Négociation emploi: La France est-elle suffisamment flexible?
TRAVAIL•Lancées le 4 octobre dernier, les négociations sur la sécurisation de l'emploi entre les partenaires sociaux patinent toujours...Céline Boff
Ça bloque encore. A la demande du gouvernement, les partenaires sociaux négocient depuis le 4 octobre pour améliorer le fonctionnement du marché du travail. Mais ils sont encore très loin de parvenir à un accord, comme le prouve la rencontre qui s’est tenue ce jeudi.
«Le Medef nous présente un texte précis sur la flexibilité, mais très flou et très vague sur la sécurisation de l’emploi et sur le recul de la précarité, alors que travailler sur ces thèmes permettrait de renforcer la compétitivité et la performance de notre pays», estime Patrick Pierron, négociateur pour la CFDT.
Limiter le montant des dommages et intérêts en cas de licenciement abusif
Pour le patronat, si les entreprises rechignent à embaucher en CDI, c’est parce que ce contrat manque de souplesse. Il voudrait notamment ramener de cinq ans à 12 mois le délai légal pour ouvrir un contentieux prud'homal et limiter le montant des dommages et intérêts versés au salarié en cas de licenciement abusif.
«Il y a sans doute à revoir, mais le patronat nous braque en amenant ses propositions si brutalement», estime Patrick Pierron. «Le texte présenté par le Medef est une charge contre le CDI et ces négociations font surtout la part belle aux actionnaires», lance Agnès Le Bot, de la CGT, qui insiste: «Le patronat cherche à sécuriser la rupture du contrat, pas le parcours du salarié».
«Les CDD coûtent plus chers à l’assurance-chômage que les intermittents du spectacle»
Pour FO, la flexibilité est déjà trop présente. «Elle progresse depuis 30 ans dans l’entreprise, qu’elle soit externe, avec le recours toujours plus massif aux CDD et à l’intérim, ou en interne, avec la modulation du temps de travail induite par les 35 heures et la montée en puissance du temps partiel. Même la rémunération est devenue flexible, puisqu’elle est de plus en plus liée à l’atteinte d’objectifs», avance Stéphane Lardy.
Pour favoriser le recrutement en CDI, FO souhaiterait que les entreprises recourant de manière abusive aux CDD et à l’intérim voient leurs cotisations chômages augmenter. «Les CDD coûtent aujourd’hui plus chers à l’assurance-chômage que les intermittents du spectacle», rappelle Stéphane Lardy.
La CFDT souhaite elle aussi moduler le niveau des cotisations des entreprises, mais «en fonction de la durée passée par un salarié dans son emploi», explique Patrick Pierron. «Car il y a une montée en puissance des ruptures de CDI pendant la période d’essai. »

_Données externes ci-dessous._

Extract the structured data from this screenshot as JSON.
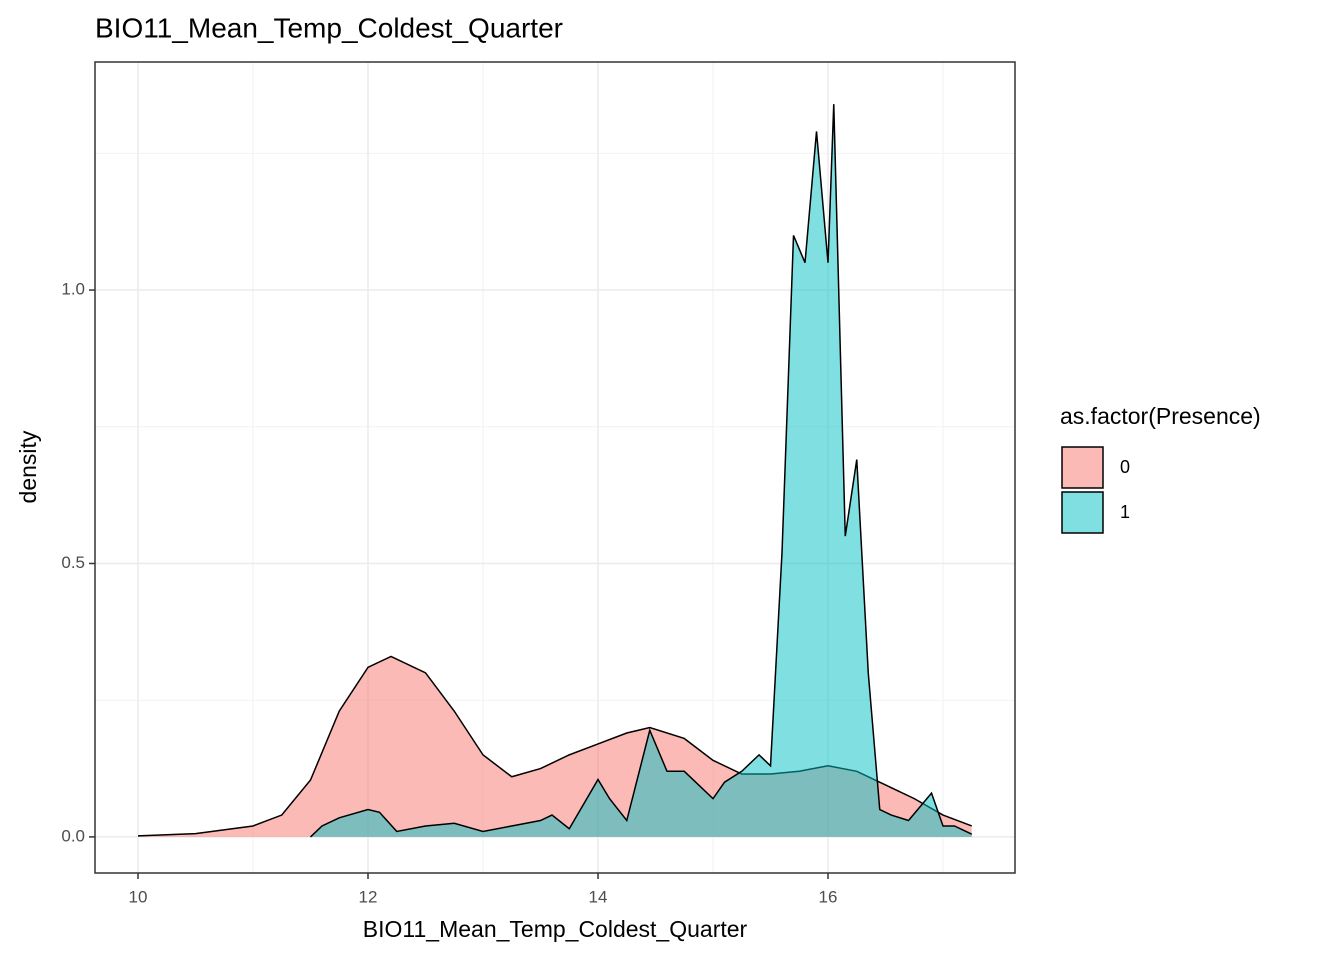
{
  "chart_data": {
    "type": "density",
    "title": "BIO11_Mean_Temp_Coldest_Quarter",
    "xlabel": "BIO11_Mean_Temp_Coldest_Quarter",
    "ylabel": "density",
    "legend_title": "as.factor(Presence)",
    "legend": "right",
    "grid": true,
    "xlim": [
      9.626,
      17.626
    ],
    "ylim": [
      -0.066,
      1.417
    ],
    "xticks": [
      10,
      12,
      14,
      16
    ],
    "yticks": [
      {
        "value": 0,
        "label": "0.0"
      },
      0.5,
      {
        "value": 1,
        "label": "1.0"
      }
    ],
    "xminor": [
      11,
      13,
      15,
      17
    ],
    "yminor": [
      0.25,
      0.75,
      1.25
    ],
    "series": [
      {
        "name": "0",
        "color": "#F8766D",
        "x": [
          10,
          10.5,
          11,
          11.25,
          11.5,
          11.75,
          12,
          12.2,
          12.5,
          12.75,
          13,
          13.25,
          13.5,
          13.75,
          14,
          14.25,
          14.45,
          14.75,
          15,
          15.25,
          15.5,
          15.75,
          16,
          16.25,
          16.5,
          16.75,
          17,
          17.25
        ],
        "values": [
          0.002,
          0.006,
          0.02,
          0.04,
          0.104,
          0.23,
          0.31,
          0.33,
          0.3,
          0.23,
          0.15,
          0.11,
          0.125,
          0.15,
          0.17,
          0.19,
          0.2,
          0.18,
          0.14,
          0.115,
          0.115,
          0.12,
          0.13,
          0.12,
          0.095,
          0.07,
          0.04,
          0.02
        ]
      },
      {
        "name": "1",
        "color": "#00BFC4",
        "x": [
          11.5,
          11.6,
          11.75,
          12,
          12.1,
          12.25,
          12.5,
          12.75,
          13,
          13.25,
          13.5,
          13.6,
          13.75,
          14,
          14.1,
          14.25,
          14.45,
          14.6,
          14.75,
          15,
          15.1,
          15.25,
          15.4,
          15.5,
          15.6,
          15.7,
          15.8,
          15.9,
          16,
          16.05,
          16.15,
          16.25,
          16.35,
          16.45,
          16.55,
          16.7,
          16.9,
          17,
          17.1,
          17.25
        ],
        "values": [
          0,
          0.02,
          0.035,
          0.05,
          0.045,
          0.01,
          0.02,
          0.025,
          0.01,
          0.02,
          0.03,
          0.04,
          0.015,
          0.105,
          0.07,
          0.03,
          0.195,
          0.12,
          0.12,
          0.07,
          0.1,
          0.12,
          0.15,
          0.13,
          0.52,
          1.1,
          1.05,
          1.29,
          1.05,
          1.34,
          0.55,
          0.69,
          0.3,
          0.05,
          0.04,
          0.03,
          0.08,
          0.02,
          0.02,
          0.005
        ]
      }
    ]
  }
}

L’éternel problème de la croissance
Si les modalités divergent, l’objectif est le même: contraindre les entreprises, en les attaquant au portefeuille, à modifier leurs agissements. «Elles ne se comportent pas toutes de la même manière avec leurs salariés, elles ne doivent donc pas être toutes traitées de la même façon», argue Patrick Pierron.
Si les négociations s’annoncent donc difficiles, le gouvernement souhaite qu’elles aboutissent avant la fin de l’année. Il voudrait même que les partenaires sociaux parviennent à un «accord historique». Ce qui agace les syndicats. «Quoi qu’il advienne, nous ne sommes pas en mesure d’inverser la courbe du chômage, parce que seule la croissance permet de créer de l’emploi, et nous n’en avons plus», rappelle Stéphane Lardy.
En France, il faut en effet 1% de hausse de l’activité pour créer de l’emploi et 1,5% pour commencer à résorber le chômage. En 2013, le PIB français devrait au mieux croître de 0,8%.